Catastrophizing - The habit of automatically assuming a "worst case scenario" and inappropriately characterizing minor or moderate problems or issues as catastrophic events.
Catastrophizing is sometimes referred to as “over-reacting”. Someone with a Personality Disorder may have a range of motivations for catastrophizing, such as:
Drawing attention to themselves;
Drawing attention away from another issue;
To manipulate bystanders towards a desired course of action;
To “punish” or hurt another person for a perceived hurt;
To justify an action which might otherwise be regarded as inappropriate; or
To produce a desired reaction or response from an individual.
What it looks like
- A mother habitually rushes her child to the emergency room in response to a minor accident or illness.
- A spouse accuses their partner of infidelity because they struck up a conversation or friendship with a member of the opposite sex.

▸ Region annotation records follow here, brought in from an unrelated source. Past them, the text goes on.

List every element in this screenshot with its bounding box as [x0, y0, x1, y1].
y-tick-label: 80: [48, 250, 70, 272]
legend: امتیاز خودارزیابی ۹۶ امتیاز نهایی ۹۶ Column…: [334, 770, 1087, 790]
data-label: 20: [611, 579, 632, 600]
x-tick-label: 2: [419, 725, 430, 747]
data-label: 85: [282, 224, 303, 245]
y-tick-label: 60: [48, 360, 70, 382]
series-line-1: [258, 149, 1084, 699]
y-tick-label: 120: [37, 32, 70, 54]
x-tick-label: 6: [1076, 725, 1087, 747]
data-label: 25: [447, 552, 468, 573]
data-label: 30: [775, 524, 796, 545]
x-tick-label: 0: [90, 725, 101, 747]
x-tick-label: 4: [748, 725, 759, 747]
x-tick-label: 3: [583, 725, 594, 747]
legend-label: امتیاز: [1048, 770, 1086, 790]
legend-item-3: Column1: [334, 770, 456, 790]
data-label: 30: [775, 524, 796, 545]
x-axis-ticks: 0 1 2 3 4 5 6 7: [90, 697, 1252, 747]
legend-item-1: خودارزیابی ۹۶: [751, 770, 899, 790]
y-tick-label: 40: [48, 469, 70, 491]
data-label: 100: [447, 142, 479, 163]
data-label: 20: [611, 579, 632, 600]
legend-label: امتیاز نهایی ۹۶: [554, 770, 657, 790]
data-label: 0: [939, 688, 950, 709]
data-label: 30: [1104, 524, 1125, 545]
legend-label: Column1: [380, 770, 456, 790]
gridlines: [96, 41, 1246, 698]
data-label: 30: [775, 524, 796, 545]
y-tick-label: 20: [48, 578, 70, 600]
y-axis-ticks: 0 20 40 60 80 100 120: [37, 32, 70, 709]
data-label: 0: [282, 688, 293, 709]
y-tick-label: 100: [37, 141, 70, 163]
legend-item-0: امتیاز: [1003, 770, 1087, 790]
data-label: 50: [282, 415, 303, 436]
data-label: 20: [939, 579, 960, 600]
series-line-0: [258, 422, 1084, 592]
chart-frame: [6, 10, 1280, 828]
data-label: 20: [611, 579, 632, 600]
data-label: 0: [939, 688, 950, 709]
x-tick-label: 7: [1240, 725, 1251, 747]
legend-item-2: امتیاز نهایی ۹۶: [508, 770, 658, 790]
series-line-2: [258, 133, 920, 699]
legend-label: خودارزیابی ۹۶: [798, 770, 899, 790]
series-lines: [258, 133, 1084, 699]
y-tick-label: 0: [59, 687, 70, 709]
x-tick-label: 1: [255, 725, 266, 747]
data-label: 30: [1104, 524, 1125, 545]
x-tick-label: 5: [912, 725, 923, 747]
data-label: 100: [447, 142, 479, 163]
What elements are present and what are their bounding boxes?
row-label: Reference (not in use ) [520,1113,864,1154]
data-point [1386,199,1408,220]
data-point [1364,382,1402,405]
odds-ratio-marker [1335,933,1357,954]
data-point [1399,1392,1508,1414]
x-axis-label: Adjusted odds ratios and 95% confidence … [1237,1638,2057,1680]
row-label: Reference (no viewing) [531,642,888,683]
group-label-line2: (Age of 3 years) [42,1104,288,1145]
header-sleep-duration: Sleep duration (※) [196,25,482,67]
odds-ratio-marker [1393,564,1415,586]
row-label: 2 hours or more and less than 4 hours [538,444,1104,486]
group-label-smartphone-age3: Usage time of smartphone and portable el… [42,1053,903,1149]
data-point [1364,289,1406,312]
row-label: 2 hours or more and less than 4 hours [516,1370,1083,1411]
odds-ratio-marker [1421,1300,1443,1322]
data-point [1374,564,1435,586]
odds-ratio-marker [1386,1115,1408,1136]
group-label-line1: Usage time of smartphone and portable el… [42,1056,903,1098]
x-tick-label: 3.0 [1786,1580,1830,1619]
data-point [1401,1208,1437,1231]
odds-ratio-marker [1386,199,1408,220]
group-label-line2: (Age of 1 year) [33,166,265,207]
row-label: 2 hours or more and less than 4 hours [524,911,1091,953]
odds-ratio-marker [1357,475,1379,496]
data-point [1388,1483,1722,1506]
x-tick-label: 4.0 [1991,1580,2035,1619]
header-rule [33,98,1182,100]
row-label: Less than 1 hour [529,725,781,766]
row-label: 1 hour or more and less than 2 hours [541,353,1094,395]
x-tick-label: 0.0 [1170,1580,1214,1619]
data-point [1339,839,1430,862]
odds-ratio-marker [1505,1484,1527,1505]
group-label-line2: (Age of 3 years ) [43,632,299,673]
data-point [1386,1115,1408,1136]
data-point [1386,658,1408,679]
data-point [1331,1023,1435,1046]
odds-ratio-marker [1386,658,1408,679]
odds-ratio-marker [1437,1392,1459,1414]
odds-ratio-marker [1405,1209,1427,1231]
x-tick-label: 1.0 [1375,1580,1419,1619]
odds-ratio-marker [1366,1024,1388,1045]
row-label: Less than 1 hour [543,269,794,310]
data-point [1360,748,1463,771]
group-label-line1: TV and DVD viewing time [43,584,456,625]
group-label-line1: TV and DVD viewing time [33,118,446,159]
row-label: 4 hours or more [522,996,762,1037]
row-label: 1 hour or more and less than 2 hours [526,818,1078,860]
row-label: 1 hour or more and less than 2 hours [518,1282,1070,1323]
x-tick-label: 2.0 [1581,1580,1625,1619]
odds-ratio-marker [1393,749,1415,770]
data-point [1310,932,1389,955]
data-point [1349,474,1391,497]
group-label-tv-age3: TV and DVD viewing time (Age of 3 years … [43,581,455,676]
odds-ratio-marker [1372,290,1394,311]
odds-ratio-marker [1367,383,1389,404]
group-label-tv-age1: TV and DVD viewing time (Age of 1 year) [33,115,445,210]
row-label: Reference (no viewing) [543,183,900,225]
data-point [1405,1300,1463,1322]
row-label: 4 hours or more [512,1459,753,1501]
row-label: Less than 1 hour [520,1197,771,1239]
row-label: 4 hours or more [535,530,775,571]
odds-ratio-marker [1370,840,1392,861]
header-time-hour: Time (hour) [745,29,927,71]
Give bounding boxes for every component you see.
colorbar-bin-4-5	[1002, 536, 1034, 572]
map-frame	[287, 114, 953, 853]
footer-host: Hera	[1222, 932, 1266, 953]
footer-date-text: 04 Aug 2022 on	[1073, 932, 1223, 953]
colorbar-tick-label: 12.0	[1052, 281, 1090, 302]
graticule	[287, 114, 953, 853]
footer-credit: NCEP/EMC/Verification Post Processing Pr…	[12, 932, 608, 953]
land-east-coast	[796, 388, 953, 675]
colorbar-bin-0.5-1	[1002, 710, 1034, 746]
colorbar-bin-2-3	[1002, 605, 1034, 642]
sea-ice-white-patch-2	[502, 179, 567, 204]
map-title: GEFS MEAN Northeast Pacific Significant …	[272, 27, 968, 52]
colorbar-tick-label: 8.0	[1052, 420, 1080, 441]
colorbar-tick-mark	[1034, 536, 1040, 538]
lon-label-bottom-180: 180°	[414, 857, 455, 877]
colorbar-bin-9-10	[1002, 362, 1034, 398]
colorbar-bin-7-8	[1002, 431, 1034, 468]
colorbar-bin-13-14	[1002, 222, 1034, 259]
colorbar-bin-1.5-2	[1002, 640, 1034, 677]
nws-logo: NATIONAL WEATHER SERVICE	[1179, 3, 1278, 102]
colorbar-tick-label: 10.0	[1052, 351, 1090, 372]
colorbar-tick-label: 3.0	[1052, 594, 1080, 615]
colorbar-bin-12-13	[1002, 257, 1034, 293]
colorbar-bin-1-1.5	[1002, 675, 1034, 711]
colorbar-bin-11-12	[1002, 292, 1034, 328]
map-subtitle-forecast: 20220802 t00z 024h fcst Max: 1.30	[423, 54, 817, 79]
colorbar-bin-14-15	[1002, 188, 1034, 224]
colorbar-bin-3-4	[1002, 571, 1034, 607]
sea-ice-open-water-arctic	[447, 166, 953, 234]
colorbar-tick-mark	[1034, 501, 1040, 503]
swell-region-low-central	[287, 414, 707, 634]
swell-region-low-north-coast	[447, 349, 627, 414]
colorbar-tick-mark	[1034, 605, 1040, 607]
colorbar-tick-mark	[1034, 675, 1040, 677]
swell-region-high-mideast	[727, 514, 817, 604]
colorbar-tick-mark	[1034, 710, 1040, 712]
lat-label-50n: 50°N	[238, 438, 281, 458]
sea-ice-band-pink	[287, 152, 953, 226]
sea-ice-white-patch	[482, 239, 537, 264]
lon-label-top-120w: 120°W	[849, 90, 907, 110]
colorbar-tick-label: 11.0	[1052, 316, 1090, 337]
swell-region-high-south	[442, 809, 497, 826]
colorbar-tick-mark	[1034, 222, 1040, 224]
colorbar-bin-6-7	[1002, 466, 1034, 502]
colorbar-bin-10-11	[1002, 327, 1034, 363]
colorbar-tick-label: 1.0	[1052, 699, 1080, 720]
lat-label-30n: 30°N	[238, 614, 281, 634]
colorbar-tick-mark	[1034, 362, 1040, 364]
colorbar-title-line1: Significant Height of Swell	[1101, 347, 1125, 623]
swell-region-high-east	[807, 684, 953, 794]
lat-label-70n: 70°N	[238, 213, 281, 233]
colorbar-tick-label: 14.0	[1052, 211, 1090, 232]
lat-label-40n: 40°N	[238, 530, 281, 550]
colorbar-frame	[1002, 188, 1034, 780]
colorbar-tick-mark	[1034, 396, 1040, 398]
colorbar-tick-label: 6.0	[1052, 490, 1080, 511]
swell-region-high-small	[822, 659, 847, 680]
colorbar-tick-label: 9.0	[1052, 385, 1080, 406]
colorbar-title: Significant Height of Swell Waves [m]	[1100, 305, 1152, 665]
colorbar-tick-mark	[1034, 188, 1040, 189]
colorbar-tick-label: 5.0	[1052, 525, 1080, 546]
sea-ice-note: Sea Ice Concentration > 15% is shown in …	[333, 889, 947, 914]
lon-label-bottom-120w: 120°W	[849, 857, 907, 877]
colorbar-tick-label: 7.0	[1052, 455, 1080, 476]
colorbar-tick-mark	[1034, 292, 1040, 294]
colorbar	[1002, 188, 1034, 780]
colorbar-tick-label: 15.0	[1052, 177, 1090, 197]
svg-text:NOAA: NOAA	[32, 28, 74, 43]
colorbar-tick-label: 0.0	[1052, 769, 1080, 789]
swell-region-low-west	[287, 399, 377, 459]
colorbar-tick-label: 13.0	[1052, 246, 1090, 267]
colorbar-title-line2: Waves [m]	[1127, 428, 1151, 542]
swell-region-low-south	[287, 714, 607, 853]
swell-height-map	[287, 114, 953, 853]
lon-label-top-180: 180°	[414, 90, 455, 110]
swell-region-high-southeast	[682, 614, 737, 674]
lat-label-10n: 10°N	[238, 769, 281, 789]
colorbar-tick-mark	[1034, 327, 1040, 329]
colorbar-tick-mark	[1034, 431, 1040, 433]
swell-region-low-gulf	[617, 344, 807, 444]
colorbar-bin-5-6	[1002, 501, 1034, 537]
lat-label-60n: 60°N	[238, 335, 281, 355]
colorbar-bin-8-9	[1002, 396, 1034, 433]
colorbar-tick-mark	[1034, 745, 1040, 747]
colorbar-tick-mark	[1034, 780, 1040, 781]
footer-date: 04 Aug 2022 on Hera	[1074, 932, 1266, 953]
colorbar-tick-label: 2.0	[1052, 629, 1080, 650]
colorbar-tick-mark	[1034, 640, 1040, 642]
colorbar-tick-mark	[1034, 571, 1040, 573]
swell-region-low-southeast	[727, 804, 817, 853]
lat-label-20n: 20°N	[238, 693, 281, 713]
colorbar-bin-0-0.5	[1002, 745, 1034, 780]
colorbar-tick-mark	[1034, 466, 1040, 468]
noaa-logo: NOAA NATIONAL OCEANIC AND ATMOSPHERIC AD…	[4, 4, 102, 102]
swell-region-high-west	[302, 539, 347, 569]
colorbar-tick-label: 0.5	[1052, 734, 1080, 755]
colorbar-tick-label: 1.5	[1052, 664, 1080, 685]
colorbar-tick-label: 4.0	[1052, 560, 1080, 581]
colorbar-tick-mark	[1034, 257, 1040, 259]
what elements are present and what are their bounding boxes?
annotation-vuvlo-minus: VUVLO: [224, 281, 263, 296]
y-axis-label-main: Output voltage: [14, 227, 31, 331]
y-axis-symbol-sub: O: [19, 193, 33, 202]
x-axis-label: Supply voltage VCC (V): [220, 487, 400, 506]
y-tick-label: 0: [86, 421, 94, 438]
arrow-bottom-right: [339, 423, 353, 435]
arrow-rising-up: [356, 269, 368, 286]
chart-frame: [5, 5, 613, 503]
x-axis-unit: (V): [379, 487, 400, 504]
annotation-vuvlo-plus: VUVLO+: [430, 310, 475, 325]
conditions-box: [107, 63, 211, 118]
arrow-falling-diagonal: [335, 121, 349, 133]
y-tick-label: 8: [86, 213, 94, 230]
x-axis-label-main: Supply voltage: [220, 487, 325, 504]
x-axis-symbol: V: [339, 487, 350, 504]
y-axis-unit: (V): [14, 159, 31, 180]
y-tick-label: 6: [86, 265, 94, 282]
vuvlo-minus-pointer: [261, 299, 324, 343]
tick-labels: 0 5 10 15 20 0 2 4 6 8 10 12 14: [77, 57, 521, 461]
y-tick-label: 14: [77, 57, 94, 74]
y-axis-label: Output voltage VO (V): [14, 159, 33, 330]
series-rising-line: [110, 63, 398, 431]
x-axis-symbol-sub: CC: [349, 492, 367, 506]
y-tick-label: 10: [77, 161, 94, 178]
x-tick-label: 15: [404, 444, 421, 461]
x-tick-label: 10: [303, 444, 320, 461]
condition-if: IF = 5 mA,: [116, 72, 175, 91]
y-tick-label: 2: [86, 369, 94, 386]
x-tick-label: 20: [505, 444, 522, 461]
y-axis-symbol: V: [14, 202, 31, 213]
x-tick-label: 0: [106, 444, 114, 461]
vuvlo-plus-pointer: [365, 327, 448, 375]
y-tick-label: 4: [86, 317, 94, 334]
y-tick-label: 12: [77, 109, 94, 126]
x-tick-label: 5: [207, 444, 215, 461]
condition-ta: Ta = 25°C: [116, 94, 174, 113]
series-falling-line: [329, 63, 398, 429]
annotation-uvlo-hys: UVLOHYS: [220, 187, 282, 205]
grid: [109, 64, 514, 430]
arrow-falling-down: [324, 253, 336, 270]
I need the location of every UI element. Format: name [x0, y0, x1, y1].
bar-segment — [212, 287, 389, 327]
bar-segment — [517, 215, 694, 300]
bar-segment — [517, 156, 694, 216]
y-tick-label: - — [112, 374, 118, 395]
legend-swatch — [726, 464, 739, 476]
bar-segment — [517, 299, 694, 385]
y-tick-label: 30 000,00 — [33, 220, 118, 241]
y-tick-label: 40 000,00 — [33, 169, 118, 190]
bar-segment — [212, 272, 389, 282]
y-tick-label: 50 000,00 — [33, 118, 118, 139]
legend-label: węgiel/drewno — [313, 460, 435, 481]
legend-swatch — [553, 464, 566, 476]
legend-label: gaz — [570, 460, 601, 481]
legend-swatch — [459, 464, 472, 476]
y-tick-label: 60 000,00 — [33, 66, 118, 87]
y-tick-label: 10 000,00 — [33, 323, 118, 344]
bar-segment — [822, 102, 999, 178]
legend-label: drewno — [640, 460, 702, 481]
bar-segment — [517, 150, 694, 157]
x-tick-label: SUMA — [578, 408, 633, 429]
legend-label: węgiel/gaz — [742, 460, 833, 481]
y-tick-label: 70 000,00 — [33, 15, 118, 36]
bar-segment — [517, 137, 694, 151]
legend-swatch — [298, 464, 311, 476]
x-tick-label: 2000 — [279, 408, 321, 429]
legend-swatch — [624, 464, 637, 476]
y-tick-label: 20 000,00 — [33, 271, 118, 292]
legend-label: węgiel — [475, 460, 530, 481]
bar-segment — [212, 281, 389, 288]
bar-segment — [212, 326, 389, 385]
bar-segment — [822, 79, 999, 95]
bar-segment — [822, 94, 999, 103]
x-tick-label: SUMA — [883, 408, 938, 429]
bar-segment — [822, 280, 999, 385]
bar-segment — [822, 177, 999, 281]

- A person feels abandoned when their partner is a few minutes late for a date.
- A sibling or parent describes “wants” as “needs”.
What it feels like:
If you have been living for a long time with a person who is prone to catastrophizing events and situations, you may have developed a tendency to roll your eyes and think “Oh yeah, sure”. Underneath this reaction however, you may also fear they can really do you damage. People who catastrophize can sometimes take more than their fair share of time, energy or money because they feel their ‘emergency’ justifies it or because they believe it was necessary to prevent a disaster.
It can feel humiliating to see the reactions of other people to “over-reacting” behavior. You may find yourself trying to compensate for, excuse, explain or defend it to deal with your own embarrassment.
You may also be on the receiving end of some of the assumptions, accusations or conclusions - this can feel threatening, especially if you feel you are being falsely maligned.
What NOT to do:
- Do not join them in the emotional panic-room.
- Don’t automatically assume they are over-reacting and completely ignore them – genuine emergencies do happen. Figure out what is real, and work on that.
- Don’t try to over-compensate for their behavior.
- Don’t go into crisis mode just to keep the peace. Try to be as calm and objective as you can.
- Don’t allow yourself to become responsible for cleaning up the mess that someone else’s behavior created.
- Avoid Circular Conversations - state your position or perception once only. Then exit the conversation, whether or not they acknowledge that you are right.
What TO Do:
- Protect yourself and any children from potentially harmful or dangerous behavior. Call the police if necessary. Take any suicide threat or threats of harm to others seriously - let the experts sort out how true those threats are.
- Get support in the form of someone who can take the focus away from your response and help you objectively navigate the “crisis”.
- Quickly investigate each situation to establish the facts.
- Communicate your conclusions calmly and kindly. Tell the person how you see it, what you are going to do about it, and what you are notgoing to do about it.
- Protect your resources. Get a separate bank account, if necessary.
- Get a special ring tone for the person who catastrophizes and let their calls go to the answering service. That gives you time to listen and think without having to react immediately.
- If you can, look for the feeling behind each crisis and speak to that. If the person feels scared or anxious, acknowledge their feelings rather than validating their behavior.
- Do your best to let the person solve their own dramas. If someone is trying to deal with a real crisis, they will generally be motivated to help solve the problem and clean up the mess.
- Get emotional support. Talk to a friend or therapist about your situation. Break the silence. Learn what other people see and hear. Learn about Personality Disorders and how they may be affecting your situation.